En fait, plus j'y réfléchis, et plus je me dis que la retraite retardée, mettons à 70 ans (n'allons pas jusqu'à 75, comme certains des lycéens de ce thread le voudraient) aura de grandes chances d'être bien plus intéressante financièrement pour les vieux. Trois cas de figure :
1 - Le vieux est fonctionnaire. Comme chacun sait (lire les épisodes précédents, pour ceux qui penseraient encore qu'il existe des fonctionnaires qui bossent), il ne foutait déjà pas grand chose avant. Ce sera encore bien pire, évidemment. Il sera même rarement là, les arrêts maladie à cet âge étant monnaie courante, voire les incapacités de travail, encore plus courantes. Les 3/4 du temps, il n'aura donc même plus à venir bosser, mais touchera sa paye complète, bien plus intéressante qu'une modeste retraite. Et quand il viendra, ce sera pour ne rien faire. Du tout. L'état, donc les contribuables, paiera ses mois de longue maladie ou son séjour dans son bureau à téléphoner à sa femme, son médecin ou son bookmaker.

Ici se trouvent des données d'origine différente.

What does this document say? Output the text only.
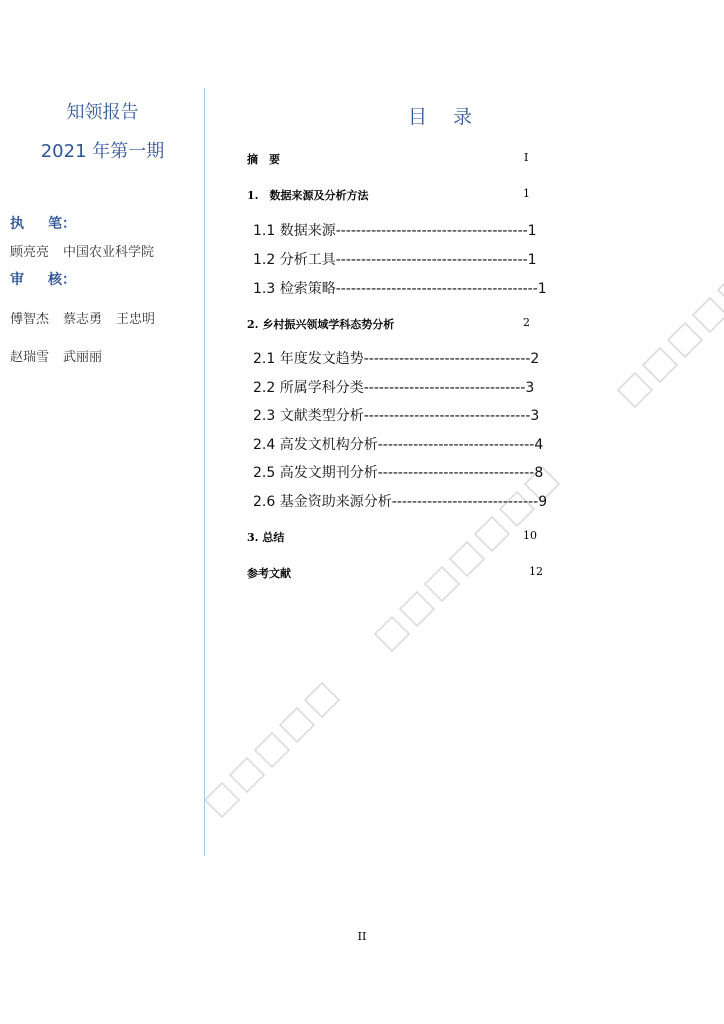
知领报告
2021 年第一期
执 笔：
顾亮亮 中国农业科学院
审 核：
傅智杰 蔡志勇 王忠明
赵瑞雪 武丽丽
目 录
摘　要	I
1.　数据来源及分析方法	1
1.1 数据来源--------------------------------------1
1.2 分析工具--------------------------------------1
1.3 检索策略----------------------------------------1
2. 乡村振兴领域学科态势分析	2
2.1 年度发文趋势---------------------------------2
2.2 所属学科分类--------------------------------3
2.3 文献类型分析---------------------------------3
2.4 高发文机构分析-------------------------------4
2.5 高发文期刊分析-------------------------------8
2.6 基金资助来源分析-----------------------------9
3. 总结	10
参考文献	12
II
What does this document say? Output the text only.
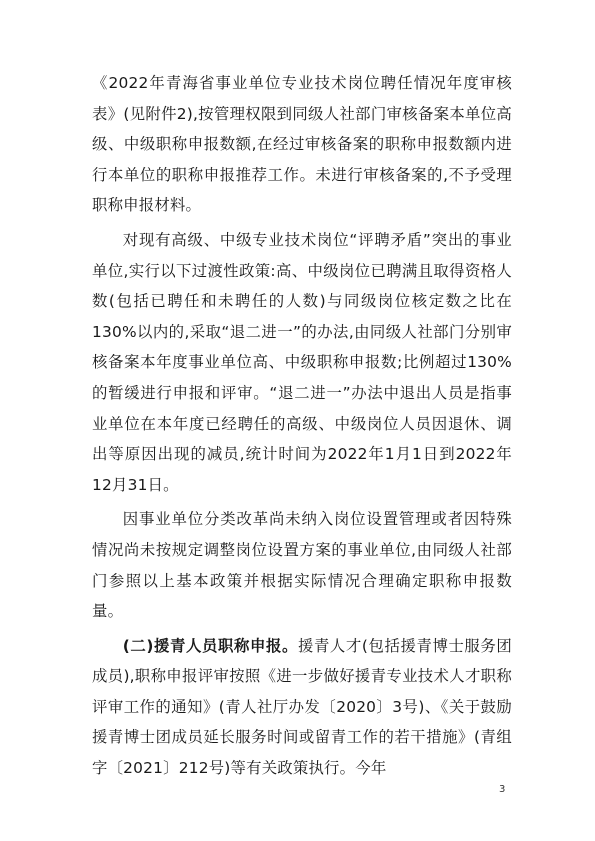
《2022年青海省事业单位专业技术岗位聘任情况年度审核表》(见附件2),按管理权限到同级人社部门审核备案本单位高级、中级职称申报数额,在经过审核备案的职称申报数额内进行本单位的职称申报推荐工作。未进行审核备案的,不予受理职称申报材料。

对现有高级、中级专业技术岗位“评聘矛盾”突出的事业单位,实行以下过渡性政策:高、中级岗位已聘满且取得资格人数(包括已聘任和未聘任的人数)与同级岗位核定数之比在130%以内的,采取“退二进一”的办法,由同级人社部门分别审核备案本年度事业单位高、中级职称申报数;比例超过130%的暂缓进行申报和评审。“退二进一”办法中退出人员是指事业单位在本年度已经聘任的高级、中级岗位人员因退休、调出等原因出现的减员,统计时间为2022年1月1日到2022年12月31日。

因事业单位分类改革尚未纳入岗位设置管理或者因特殊情况尚未按规定调整岗位设置方案的事业单位,由同级人社部门参照以上基本政策并根据实际情况合理确定职称申报数量。

(二)援青人员职称申报。援青人才(包括援青博士服务团成员),职称申报评审按照《进一步做好援青专业技术人才职称评审工作的通知》(青人社厅办发〔2020〕3号)、《关于鼓励援青博士团成员延长服务时间或留青工作的若干措施》(青组字〔2021〕212号)等有关政策执行。今年

3
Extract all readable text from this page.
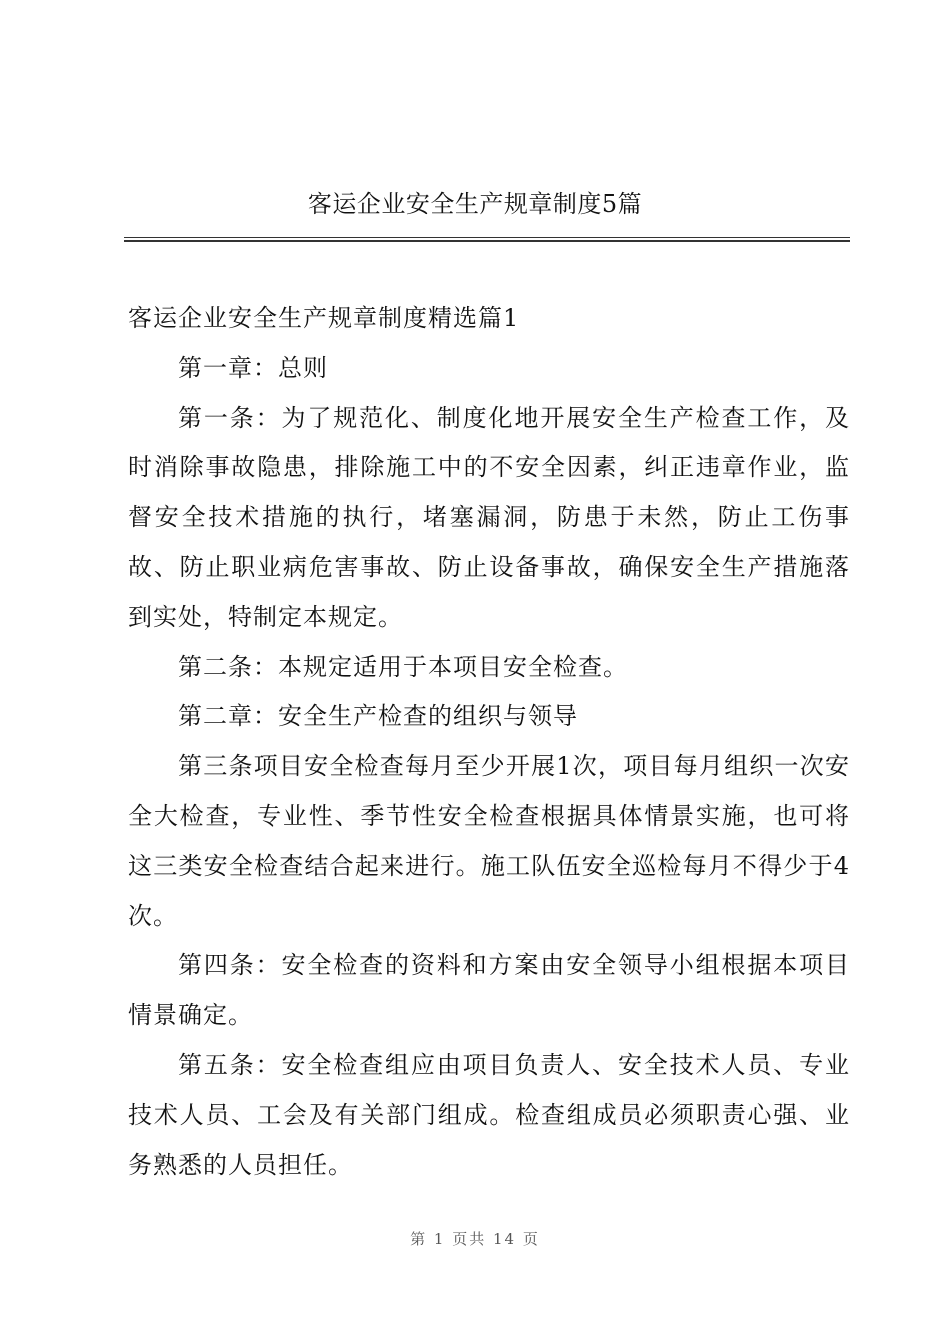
客运企业安全生产规章制度5篇

客运企业安全生产规章制度精选篇1

第一章：总则

第一条：为了规范化、制度化地开展安全生产检查工作，及时消除事故隐患，排除施工中的不安全因素，纠正违章作业，监督安全技术措施的执行，堵塞漏洞，防患于未然，防止工伤事故、防止职业病危害事故、防止设备事故，确保安全生产措施落到实处，特制定本规定。

第二条：本规定适用于本项目安全检查。

第二章：安全生产检查的组织与领导

第三条项目安全检查每月至少开展1次，项目每月组织一次安全大检查，专业性、季节性安全检查根据具体情景实施，也可将这三类安全检查结合起来进行。施工队伍安全巡检每月不得少于4次。

第四条：安全检查的资料和方案由安全领导小组根据本项目情景确定。

第五条：安全检查组应由项目负责人、安全技术人员、专业技术人员、工会及有关部门组成。检查组成员必须职责心强、业务熟悉的人员担任。

第 1 页共 14 页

2 - Le vieux est dans le privé. Le pur et dur, celui où on l'on se retrouve licencié tous les 5 à 10 ans (stats demain pour ceux que ça intéresse). Il a 80 chances sur 100 de se retrouver au chômage à un moment ou à un autre entre l'âge de 55 et 65 ans. Il ne retrouvera bien sûr pas de boulot, étant considéré comme improductif par rapport à un trentenaire et bien trop cher par rapport à un petit jeune. Qui plus est, il sera largement sous-diplômé pour son époque, et pour tout dire assez défraîchi. Il vivra donc tranquillement sur les ASSEDIC en attendant la retraite officielle, en priant pour qu'elle n'arrive pas trop vite, puisqu'il touchera plus en étant au chômage (étant en fin de carrière, ses indemnités mensuelles seront conséquentes). L'état, donc les contribuables, paiera son chômage, et il pourra tranquillement regarder la télé.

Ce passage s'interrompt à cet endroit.